Между прочим, этот метафорический и по настоящему поэтический эпитет (без всякой мотивировки, в которой и заключен юмор) будет включен в записки, адресованные самому себе: «Вы странный человек! – сказала она потом, подняв на меня свои бархатные глаза и принужденно засмеявшись». Р. А. Будагов замечает: «Бархатные глаза у Грушницкого лишь языковой штамп, но те же бархатные глаза у Печорина как будто рождаются заново и лишаются печати словесного штампа»373.
Очень быстро описание переключается на психологическую игру Печорина с княжной, так что и фиксируется ее состояние, настроение. Портретные штрихи добавляются изредка и только попутно. На балу Печорин приглашает княжну на вальс. «Я не знаю талии более сладострастной и гибкой! Ее свежее дыхание касалось моего лица; иногда локон, отделившийся от своих товарищей, скользил по горящей щеке моей… (Она вальсирует удивительно хорошо.)». На том же балу, защитив княжну от насмешки над ней, Печорин «был вознагражден глубоким, чудесным взором».
Так сложились обстоятельства, что Печорин вначале (из-за Грушницкого) поддразнивает княжну, затем (ради встреч с Верой в их гостиной) ухаживает за ней. Ему, опытному светскому льву, не доставляет трудностей овладеть чувствами юной, неопытной, простодушной девушки.

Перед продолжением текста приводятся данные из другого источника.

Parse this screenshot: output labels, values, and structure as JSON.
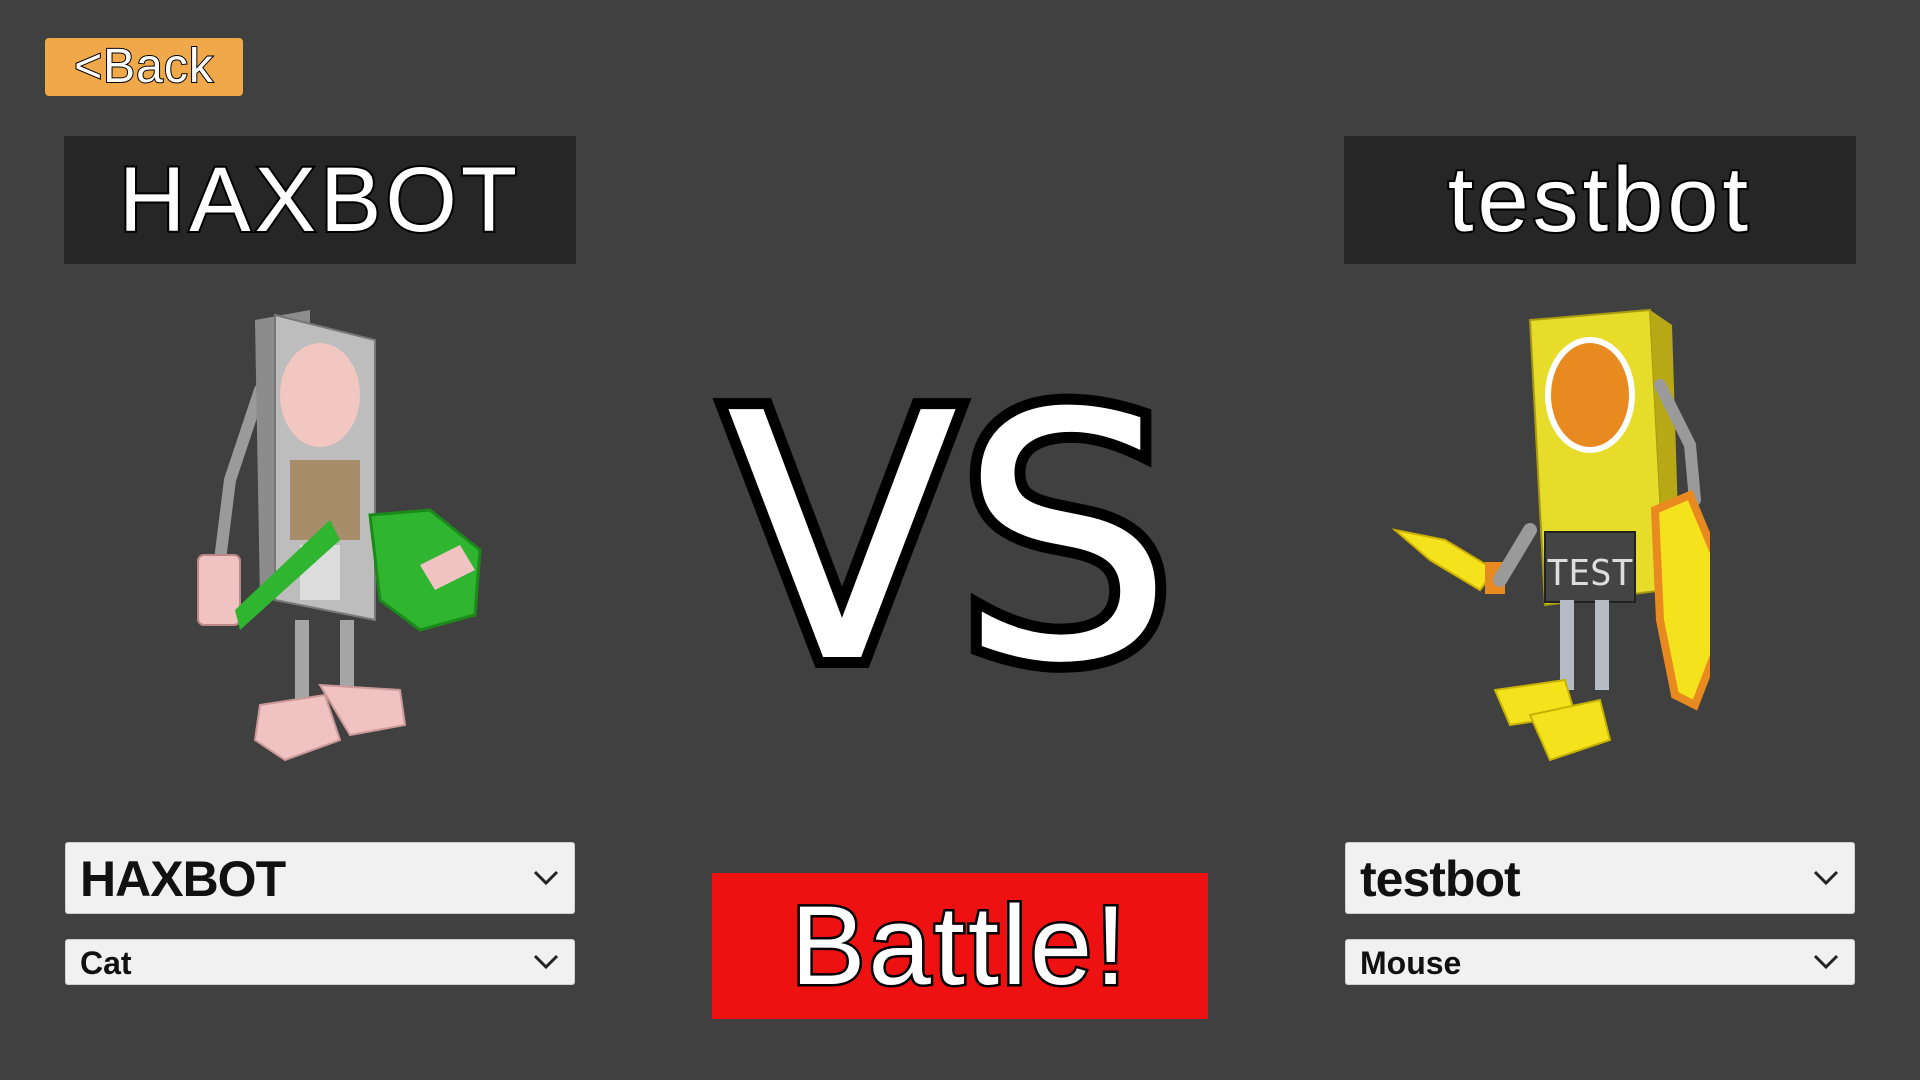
{
  "back_button": {
    "label": "<Back"
  },
  "vs_text": "VS",
  "battle_button": {
    "label": "Battle!"
  },
  "left_player": {
    "name": "HAXBOT",
    "robot_select": {
      "selected": "HAXBOT"
    },
    "controller_select": {
      "selected": "Cat"
    },
    "colors": {
      "body": "#bdbdbd",
      "face": "#f2c7c2",
      "accent": "#2fb52f",
      "feet": "#f0c2c2"
    }
  },
  "right_player": {
    "name": "testbot",
    "robot_select": {
      "selected": "testbot"
    },
    "controller_select": {
      "selected": "Mouse"
    },
    "badge_text": "TEST",
    "colors": {
      "body": "#e8dc2a",
      "face": "#e88a1f",
      "accent": "#f0a020",
      "feet": "#f4e21c"
    }
  },
  "icons": {
    "dropdown": "chevron-down-icon"
  },
  "theme": {
    "background": "#404040",
    "back_button_color": "#f0a94a",
    "battle_button_color": "#ee1111",
    "name_plate_color": "#262626"
  }
}
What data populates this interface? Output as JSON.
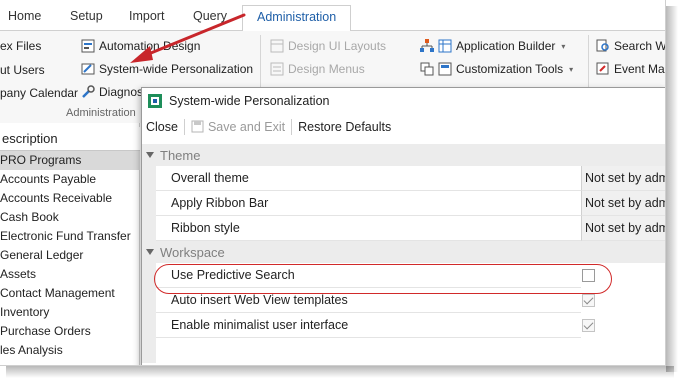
{
  "tabs": [
    "Home",
    "Setup",
    "Import",
    "Query",
    "Administration"
  ],
  "ribbon": {
    "left_items": [
      "ex Files",
      "ut Users",
      "pany Calendar"
    ],
    "col2_items": [
      "Automation Design",
      "System-wide Personalization",
      "Diagnos"
    ],
    "col3_items": [
      "Design UI Layouts",
      "Design Menus"
    ],
    "col4_items": [
      "Application Builder",
      "Customization Tools"
    ],
    "col5_items": [
      "Search Wi",
      "Event Ma"
    ],
    "group_label": "Administration"
  },
  "left_list": {
    "header": "escription",
    "items": [
      "PRO Programs",
      "Accounts Payable",
      "Accounts Receivable",
      "Cash Book",
      "Electronic Fund Transfer",
      "General Ledger",
      "Assets",
      "Contact Management",
      "Inventory",
      "Purchase Orders",
      "les Analysis"
    ]
  },
  "dialog": {
    "title": "System-wide Personalization",
    "toolbar": {
      "close": "Close",
      "save_exit": "Save and Exit",
      "restore": "Restore Defaults"
    },
    "theme": {
      "label": "Theme",
      "rows": [
        {
          "name": "Overall theme",
          "value": "Not set by adm"
        },
        {
          "name": "Apply Ribbon Bar",
          "value": "Not set by adm"
        },
        {
          "name": "Ribbon style",
          "value": "Not set by adm"
        }
      ]
    },
    "workspace": {
      "label": "Workspace",
      "rows": [
        {
          "name": "Use Predictive Search",
          "checked": false
        },
        {
          "name": "Auto insert Web View templates",
          "checked": true
        },
        {
          "name": "Enable minimalist user interface",
          "checked": true
        }
      ]
    }
  },
  "colors": {
    "accent": "#1f5fa8",
    "annotation": "#d12a2a"
  }
}
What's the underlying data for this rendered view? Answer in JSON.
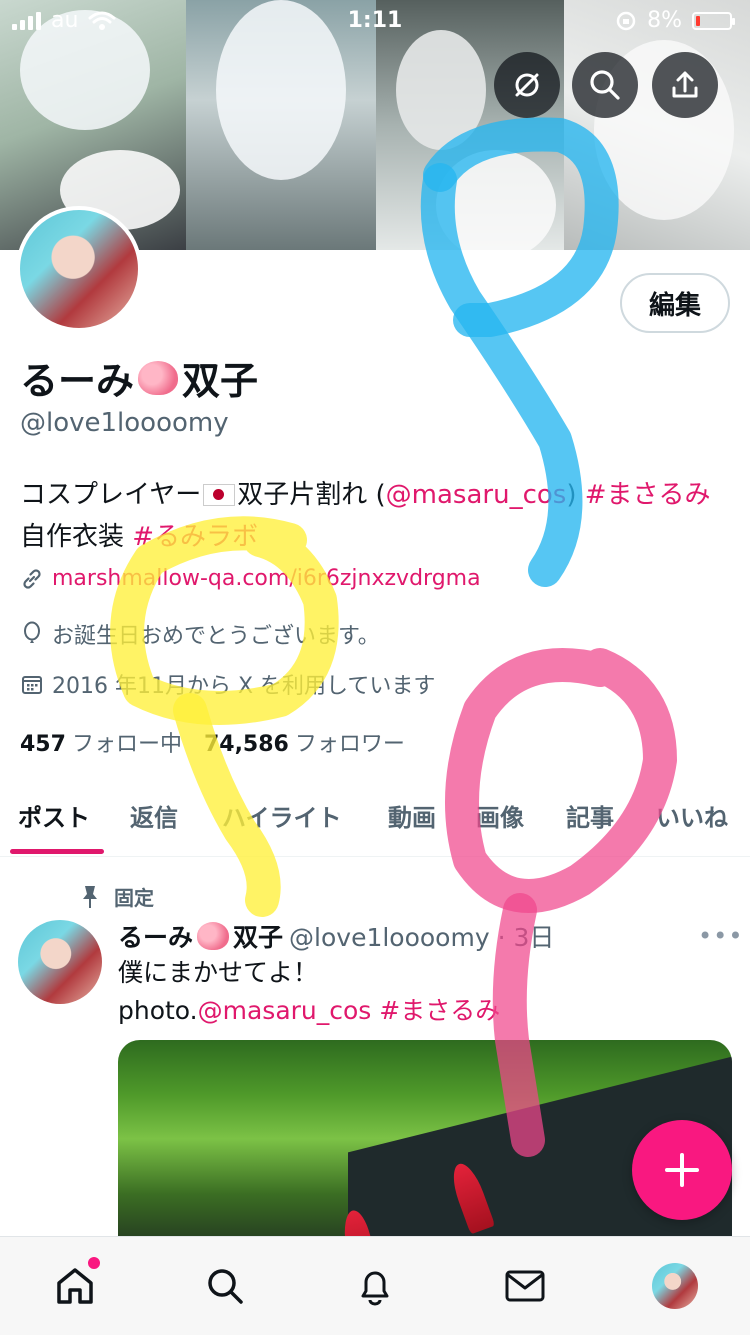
{
  "status_bar": {
    "carrier": "au",
    "time": "1:11",
    "battery": "8%"
  },
  "profile": {
    "edit_label": "編集",
    "name": "るーみ",
    "name_suffix": "双子",
    "handle": "@love1loooomy",
    "bio_line1_a": "コスプレイヤー",
    "bio_line1_b": "双子片割れ (",
    "bio_mention": "@masaru_cos",
    "bio_line1_c": ") ",
    "bio_hashtag1": "#まさるみ",
    "bio_line2_a": "自作衣装 ",
    "bio_hashtag2": "#るみラボ",
    "link": "marshmallow-qa.com/i6r6zjnxzvdrgma",
    "birthday": "お誕生日おめでとうございます。",
    "joined": "2016 年11月から X を利用しています",
    "following_count": "457",
    "following_label": "フォロー中",
    "followers_count": "74,586",
    "followers_label": "フォロワー"
  },
  "tabs": [
    "ポスト",
    "返信",
    "ハイライト",
    "動画",
    "画像",
    "記事",
    "いいね"
  ],
  "post": {
    "pinned_label": "固定",
    "author": "るーみ",
    "author_suffix": "双子",
    "handle_time": "@love1loooomy · 3日",
    "more": "•••",
    "line1": "僕にまかせてよ！",
    "line2_a": "photo.",
    "mention": "@masaru_cos",
    "hashtag": " #まさるみ"
  },
  "colors": {
    "accent": "#f91880",
    "link": "#e0186c",
    "muted": "#536471"
  },
  "icons": [
    "signal-icon",
    "wifi-icon",
    "lock-rotation-icon",
    "battery-icon",
    "hide-icon",
    "search-icon",
    "share-icon",
    "link-icon",
    "balloon-icon",
    "calendar-icon",
    "pin-icon",
    "compose-icon",
    "home-icon",
    "notifications-icon",
    "messages-icon"
  ]
}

Анализируя эту ситуацию, И. Г. Федосеенко предлагает версию, уводящую от быта: «Все ответы даны как бы с точки зрения стереотипного мышления, и все они отвергаются тут же самим героем, после чего объяснение выходит за рамки привычного и достигает некоего демонического уровня: “А ведь есть необъятное наслаждение в обладании молодой, едва распустившейся души!” Повествование выходит в ту неземную сферу, где Демон спорит с ангелом за душу Тамары. И только на таком (?) уровне объяснение поведения Печорина, ничего до конца не проясняя, становится тем не менее правомерным. Выход в надземное отменяет (?) возможность рационально-обыденной трактовки событий. И это осуществляется в рамках реалистического романа»374. Сопоставления в осмыслении ситуации в реалистической повести и романтической поэме уместны, но не за счет подавления одного другим.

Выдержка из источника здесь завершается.